In the introductory series we learned agent basics, and in the practical series we learned output control and behavior monitoring. In Part 5 of the intro series, we used the Agents as Tools pattern to coordinate multiple agents, but that pattern had the orchestrator controlling everything.

Just pass agents to Swarm and they autonomously hand off tasks to each other.

In this article, we'll try:

  1. Basics — Create and run a Swarm
  2. How handoffs work — Shared context and autonomous handoffs
  3. 4-agent Swarm — Autonomous route selection
  4. Safety mechanismsmax_handoffs in action

See the official documentation at Swarm.

Setup

Use the same environment from the introductory series. For a fresh setup:

Terminal
mkdir my_agent && cd my_agent
python -m venv .venv
source .venv/bin/activate
pip install strands-agents strands-agents-tools

All examples use the same model configuration and can be run as independent .py files. Write the common setup at the top, then add each example's code below it.

Python (common setup)
from strands import Agent
from strands.models import BedrockModel
from strands.multiagent import Swarm
 
bedrock_model = BedrockModel(
    model_id="us.anthropic.claude-sonnet-4-20250514-v1:0",
    region_name="us-east-1",
)

Basics — Creating and Running a Swarm

Let's have a researcher and writer collaborate on a task: "research a topic and summarize the findings."

With Agents as Tools, the orchestrator called specialized agents wrapped in @tool. With Swarm, you just pass agents as a list and they hand off to each other autonomously.

Python
researcher = Agent(
    name="researcher",
    model=bedrock_model,
    system_prompt="You are a research specialist. Research the given topic and hand off to the writer when you have enough information.",
    callback_handler=None,
)
 
writer = Agent(
    name="writer",
    model=bedrock_model,
    system_prompt="You are a writing specialist. Write a concise summary based on the research provided. Do not hand off to another agent.",
    callback_handler=None,
)
 
swarm = Swarm(
    [researcher, writer],
    entry_point=researcher,
    max_handoffs=10,
    max_iterations=10,
)
 
result = swarm("What is Amazon Bedrock? Summarize in 2-3 sentences.")

The Swarm constructor takes just a list of agents. entry_point specifies which agent runs first. max_handoffs and max_iterations are safety limits to prevent infinite loops. callback_handler=None on each agent disables streaming output to the console — all subsequent examples use the same setting.

Key differences from Agents as Tools:

Agents as ToolsSwarm
ControlOrchestrator decidesAgents decide autonomously
HandoffVia @tool wrapperhandoff_to_agent tool auto-injected
Context sharingOrchestrator relaysShared context auto-managed
Code@tool wrappers neededJust pass a list of agents
01_swarm_basic.py full code (copy-paste)
01_swarm_basic.py
from strands import Agent
from strands.models import BedrockModel
from strands.multiagent import Swarm
 
bedrock_model = BedrockModel(
    model_id="us.anthropic.claude-sonnet-4-20250514-v1:0",
    region_name="us-east-1",
)
 
researcher = Agent(
    name="researcher",
    model=bedrock_model,
    system_prompt="You are a research specialist.
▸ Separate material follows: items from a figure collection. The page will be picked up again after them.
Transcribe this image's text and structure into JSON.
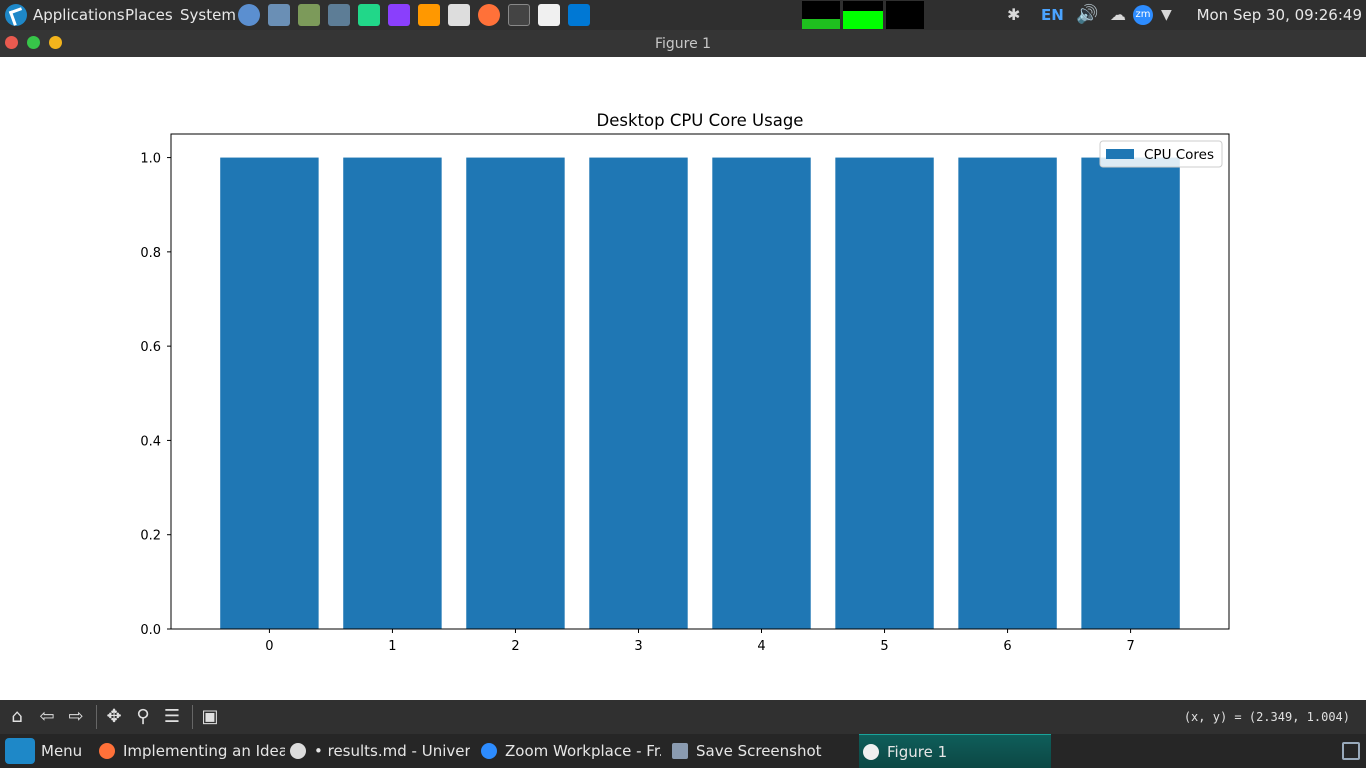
{
  "top_panel": {
    "menus": [
      "Applications",
      "Places",
      "System"
    ],
    "input_language": "EN",
    "clock": "Mon Sep 30, 09:26:49",
    "launchers": [
      "chromium-icon",
      "file-manager-icon",
      "settings-icon",
      "screenshot-icon",
      "pycharm-icon",
      "intellij-icon",
      "sublime-icon",
      "mask-icon",
      "firefox-icon",
      "terminal-icon",
      "text-editor-icon",
      "vscode-icon"
    ]
  },
  "window": {
    "title": "Figure 1"
  },
  "chart_data": {
    "type": "bar",
    "title": "Desktop CPU Core Usage",
    "categories": [
      "0",
      "1",
      "2",
      "3",
      "4",
      "5",
      "6",
      "7"
    ],
    "series": [
      {
        "name": "CPU Cores",
        "values": [
          1.0,
          1.0,
          1.0,
          1.0,
          1.0,
          1.0,
          1.0,
          1.0
        ],
        "color": "#1f77b4"
      }
    ],
    "yticks": [
      "0.0",
      "0.2",
      "0.4",
      "0.6",
      "0.8",
      "1.0"
    ],
    "ylim": [
      0,
      1.05
    ],
    "legend": "top-right",
    "grid": false,
    "xlabel": "",
    "ylabel": ""
  },
  "toolbar": {
    "coords": "(x, y) = (2.349, 1.004)"
  },
  "taskbar": {
    "menu_label": "Menu",
    "tasks": [
      "Implementing an Idea ...",
      "• results.md - Univer...",
      "Zoom Workplace - Fr...",
      "Save Screenshot",
      "Figure 1"
    ]
  }
}
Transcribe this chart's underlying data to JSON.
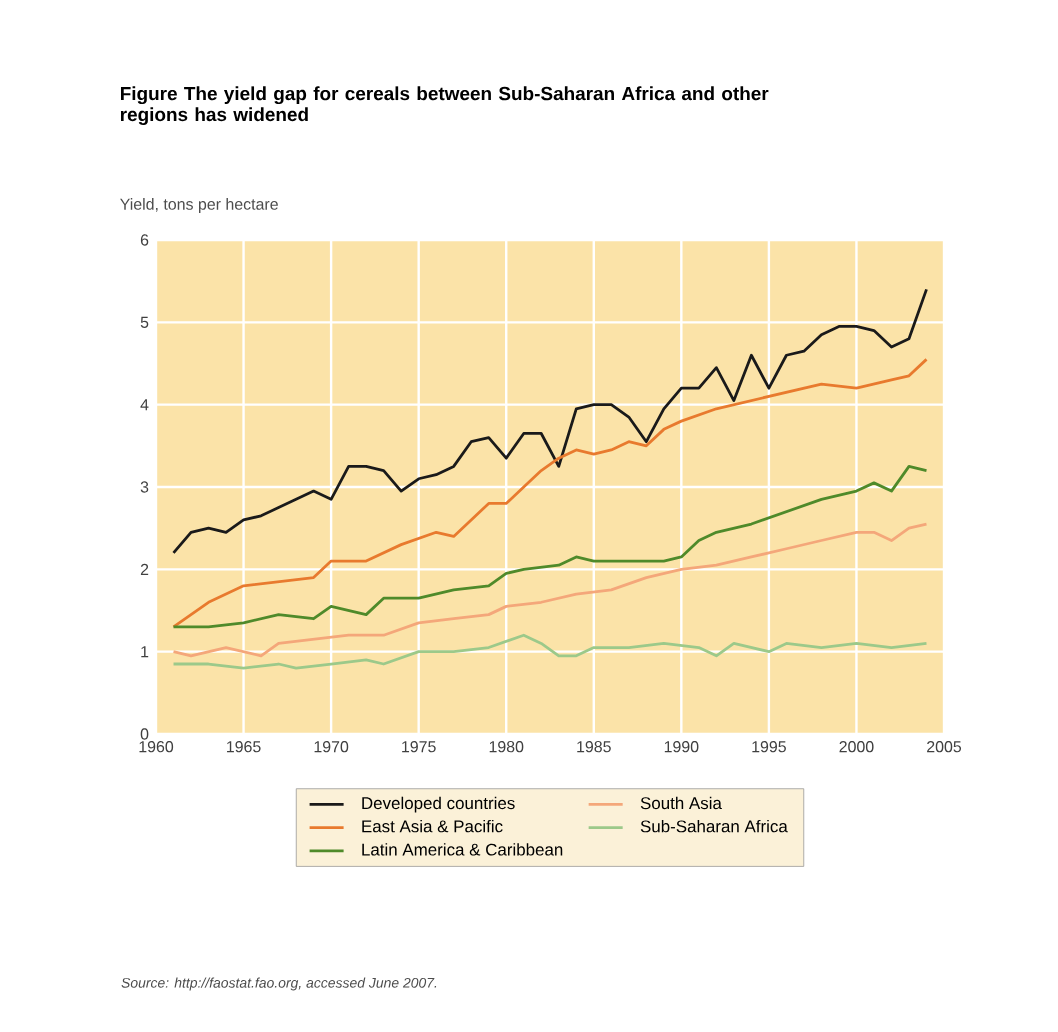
{
  "chart_data": {
    "type": "line",
    "title": "Figure The yield gap for cereals between Sub-Saharan Africa and other regions has widened",
    "ylabel": "Yield, tons per hectare",
    "annotations": [
      "Source: http://faostat.fao.org, accessed June 2007."
    ],
    "xlim": [
      1960,
      2005
    ],
    "xticks": [
      1960,
      1965,
      1970,
      1975,
      1980,
      1985,
      1990,
      1995,
      2000,
      2005
    ],
    "ylim": [
      0,
      6
    ],
    "yticks": [
      0,
      1,
      2,
      3,
      4,
      5,
      6
    ],
    "grid": true,
    "legend": "bottom",
    "marker": "none",
    "line_style": "solid",
    "series": [
      {
        "name": "Developed countries",
        "color": "#1a1a1a",
        "x": [
          1961,
          1962,
          1963,
          1964,
          1965,
          1966,
          1967,
          1968,
          1969,
          1970,
          1971,
          1972,
          1973,
          1974,
          1975,
          1976,
          1977,
          1978,
          1979,
          1980,
          1981,
          1982,
          1983,
          1984,
          1985,
          1986,
          1987,
          1988,
          1989,
          1990,
          1991,
          1992,
          1993,
          1994,
          1995,
          1996,
          1997,
          1998,
          1999,
          2000,
          2001,
          2002,
          2003,
          2004
        ],
        "values": [
          2.2,
          2.45,
          2.5,
          2.45,
          2.6,
          2.65,
          2.75,
          2.85,
          2.95,
          2.85,
          3.25,
          3.25,
          3.2,
          2.95,
          3.1,
          3.15,
          3.25,
          3.55,
          3.6,
          3.35,
          3.65,
          3.65,
          3.25,
          3.95,
          4.0,
          4.0,
          3.85,
          3.55,
          3.95,
          4.2,
          4.2,
          4.45,
          4.05,
          4.6,
          4.2,
          4.6,
          4.65,
          4.85,
          4.95,
          4.95,
          4.9,
          4.7,
          4.8,
          5.4
        ]
      },
      {
        "name": "South Asia",
        "color": "#f4a77a",
        "x": [
          1961,
          1962,
          1964,
          1966,
          1967,
          1969,
          1971,
          1973,
          1975,
          1977,
          1979,
          1980,
          1982,
          1984,
          1986,
          1988,
          1990,
          1992,
          1994,
          1996,
          1998,
          2000,
          2001,
          2002,
          2003,
          2004
        ],
        "values": [
          1.0,
          0.95,
          1.05,
          0.95,
          1.1,
          1.15,
          1.2,
          1.2,
          1.35,
          1.4,
          1.45,
          1.55,
          1.6,
          1.7,
          1.75,
          1.9,
          2.0,
          2.05,
          2.15,
          2.25,
          2.35,
          2.45,
          2.45,
          2.35,
          2.5,
          2.55
        ]
      },
      {
        "name": "East Asia & Pacific",
        "color": "#e87a2e",
        "x": [
          1961,
          1963,
          1965,
          1967,
          1969,
          1970,
          1972,
          1974,
          1976,
          1977,
          1978,
          1979,
          1980,
          1981,
          1982,
          1983,
          1984,
          1985,
          1986,
          1987,
          1988,
          1989,
          1990,
          1992,
          1994,
          1996,
          1998,
          2000,
          2002,
          2003,
          2004
        ],
        "values": [
          1.3,
          1.6,
          1.8,
          1.85,
          1.9,
          2.1,
          2.1,
          2.3,
          2.45,
          2.4,
          2.6,
          2.8,
          2.8,
          3.0,
          3.2,
          3.35,
          3.45,
          3.4,
          3.45,
          3.55,
          3.5,
          3.7,
          3.8,
          3.95,
          4.05,
          4.15,
          4.25,
          4.2,
          4.3,
          4.35,
          4.55
        ]
      },
      {
        "name": "Sub-Saharan Africa",
        "color": "#9cc98a",
        "x": [
          1961,
          1963,
          1965,
          1967,
          1968,
          1970,
          1972,
          1973,
          1975,
          1977,
          1979,
          1981,
          1982,
          1983,
          1984,
          1985,
          1987,
          1989,
          1991,
          1992,
          1993,
          1995,
          1996,
          1998,
          2000,
          2002,
          2004
        ],
        "values": [
          0.85,
          0.85,
          0.8,
          0.85,
          0.8,
          0.85,
          0.9,
          0.85,
          1.0,
          1.0,
          1.05,
          1.2,
          1.1,
          0.95,
          0.95,
          1.05,
          1.05,
          1.1,
          1.05,
          0.95,
          1.1,
          1.0,
          1.1,
          1.05,
          1.1,
          1.05,
          1.1
        ]
      },
      {
        "name": "Latin America & Caribbean",
        "color": "#4f8a2a",
        "x": [
          1961,
          1963,
          1965,
          1967,
          1969,
          1970,
          1972,
          1973,
          1975,
          1977,
          1979,
          1980,
          1981,
          1983,
          1984,
          1985,
          1987,
          1989,
          1990,
          1991,
          1992,
          1994,
          1996,
          1998,
          2000,
          2001,
          2002,
          2003,
          2004
        ],
        "values": [
          1.3,
          1.3,
          1.35,
          1.45,
          1.4,
          1.55,
          1.45,
          1.65,
          1.65,
          1.75,
          1.8,
          1.95,
          2.0,
          2.05,
          2.15,
          2.1,
          2.1,
          2.1,
          2.15,
          2.35,
          2.45,
          2.55,
          2.7,
          2.85,
          2.95,
          3.05,
          2.95,
          3.25,
          3.2
        ]
      }
    ]
  }
}
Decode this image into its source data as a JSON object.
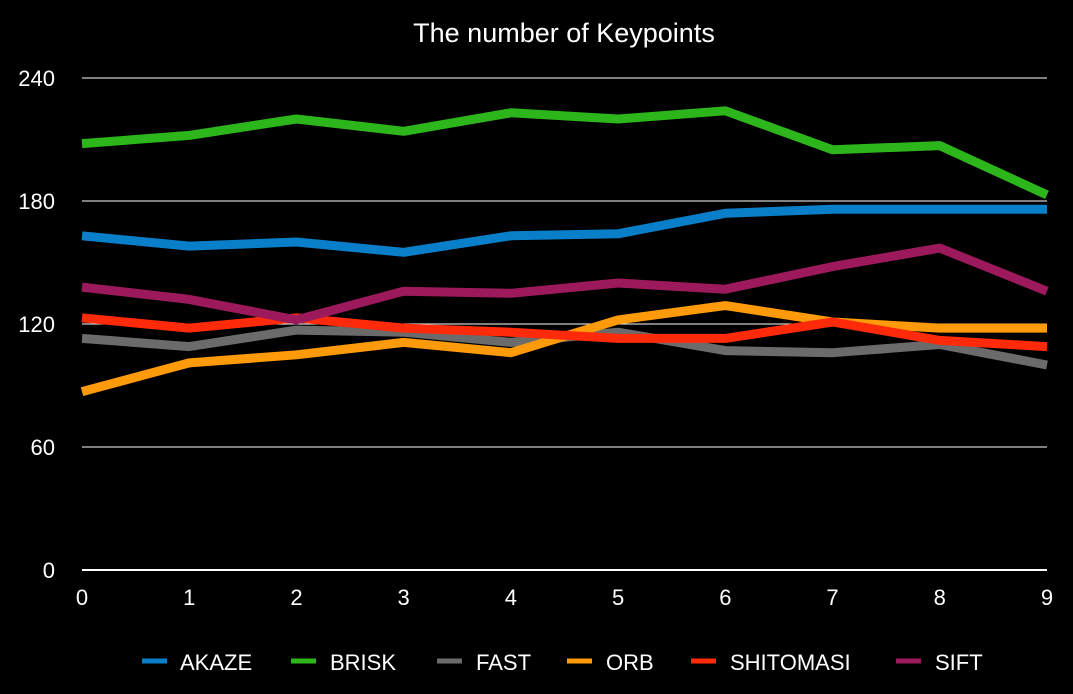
{
  "chart_data": {
    "type": "line",
    "title": "The number of Keypoints",
    "xlabel": "",
    "ylabel": "",
    "x": [
      0,
      1,
      2,
      3,
      4,
      5,
      6,
      7,
      8,
      9
    ],
    "xlim": [
      0,
      9
    ],
    "ylim": [
      0,
      240
    ],
    "yticks": [
      0,
      60,
      120,
      180,
      240
    ],
    "grid": "horizontal",
    "legend_position": "bottom",
    "series": [
      {
        "name": "AKAZE",
        "color": "#0a7fc9",
        "values": [
          163,
          158,
          160,
          155,
          163,
          164,
          174,
          176,
          176,
          176
        ]
      },
      {
        "name": "BRISK",
        "color": "#2db51c",
        "values": [
          208,
          212,
          220,
          214,
          223,
          220,
          224,
          205,
          207,
          183
        ]
      },
      {
        "name": "FAST",
        "color": "#6b6b6b",
        "values": [
          113,
          109,
          117,
          116,
          111,
          116,
          107,
          106,
          110,
          100
        ]
      },
      {
        "name": "ORB",
        "color": "#ff9a0a",
        "values": [
          87,
          101,
          105,
          111,
          106,
          122,
          129,
          121,
          118,
          118
        ]
      },
      {
        "name": "SHITOMASI",
        "color": "#ff2a0a",
        "values": [
          123,
          118,
          123,
          118,
          116,
          113,
          113,
          121,
          112,
          109
        ]
      },
      {
        "name": "SIFT",
        "color": "#9c1a5c",
        "values": [
          138,
          132,
          122,
          136,
          135,
          140,
          137,
          148,
          157,
          136
        ]
      }
    ]
  }
}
Research the given topic and hand off to the writer when you have enough information.",
    callback_handler=None,
)
 
writer = Agent(
    name="writer",
    model=bedrock_model,
    system_prompt="You are a writing specialist. Write a concise summary based on the research provided. Do not hand off to another agent.",
    callback_handler=None,
)
 
swarm = Swarm(
    [researcher, writer],
    entry_point=researcher,
    max_handoffs=10,
    max_iterations=10,
)
 
result = swarm("What is Amazon Bedrock? Summarize in 2-3 sentences.")
 
print(f"Status: {result.status}")
print(f"Node history: {[node.node_id for node in result.node_history]}")
print(f"Execution count: {result.execution_count}")
print(f"Execution time: {result.execution_time}ms")
 
for node_id, node_result in result.results.items():
    print(f"\n--- {node_id} ---")
    print(f"  Status: {node_result.status}")
    if node_result.result and node_result.result.message:
        for block in node_result.result.message.get('content', []):
            if 'text' in block:
                print(f"  Output: {block['text'][:150]}...")
                break
Terminal
python -u 01_swarm_basic.py

Result

Output
Status: Status.COMPLETED
Node history: ['researcher', 'writer']
Execution count: 2
Execution time: 12314ms
 
--- researcher ---
  Status: Status.COMPLETED
 
--- writer ---
  Status: Status.COMPLETED
  Output: Amazon Bedrock is a fully managed AWS service that provides access to foundation models from leading AI companies...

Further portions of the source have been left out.